What's This Blog About?

Pacific Grove is nearly an island - it is in the minds of people who live here - "surrounded" on two sides by the blue cold ocean. In a town that's half water and half land, we're in a specific groove where we love nature but also love to leave and see what the rest of the world is doing. Welcome along!

Saturday, August 7, 2010

Hand to Hand: A Farmers Market In August

At the market today, I watched people move among tables and bins piled with edible things, and I watched the way everything was lifted, turned, touched and weighed by many hands reaching, tapping, squeezing or gripping.  Hands connected buyers, sellers, and the living gems laid out before them.

August, hot and dry, beats down hard in the Central Valley of California.  In fact, not too far from the cold, mist-laden coast, in closer coastal valleys, heat is a daunting challenge for farmers and growers.  Care must be taken to preserve moisture in the soil so that roots are not desiccated and ruined.  Crops must be timed so that peak growth occurs before the severe heat of August comes.  What was green last month is exploding this month with sweet and juicy flavor.

Today, in cool Monterey, we shoppers saw ripened fruit lying in heaps, fresh from Hollister, Gilroy, San Juan Bautista and further south, appreciated that hot sunlight in those areas produced all that vivid glory.  I was excited by all the market offered and the brilliant colors of August.  I joined the crowd of shoppers, my hands telling me what I needed to know beyond what my eyes could see.

Peaches and plums, berries and tomatoes are at their peak right now.  We know this by seeing their varieties and plenty, but we know it because we pick them up and feel them, heft them in the cup of our hands, compare them to past memories of hoisting fruit at markets in other towns or countries, as grandmothers and mothers taught us, or friends and fathers did.

A hand that has lifted a thousand red bell peppers knows that the heavy one with cool firm skin is the one going into the bag.  We shoppers trusted our hands.  With eyes moving over the surfaces and shapes of what the hands were to touch, palms and fingers were moved quickly and lightly, or slowly and very gently grasping tender small things.
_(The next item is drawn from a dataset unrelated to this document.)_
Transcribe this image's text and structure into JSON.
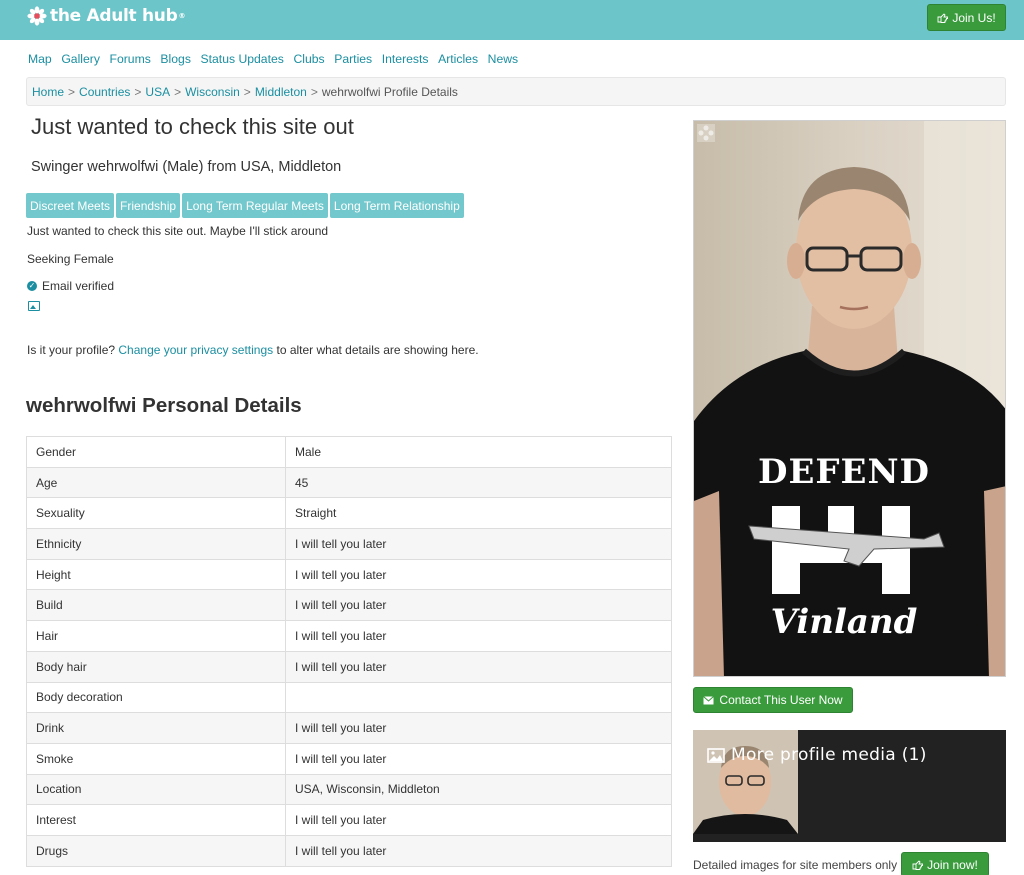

Toughened hands of farmers reached across tables to offer parts of pluots, hoist bags of berries and measure the weight of squashes.  Their blunted nails and cracked skin, roughed with dirt and burned by the August sun, handed us our carefully chosen, beautiful food.  Our smoother hands received the bags and boxes to carry home in sacks hung from the crooks of our fingers.  We formed a link - across miles, regions, generations - each time we passed coins for what we'd selected, from hand to hand, on this summer morning in the midst of August.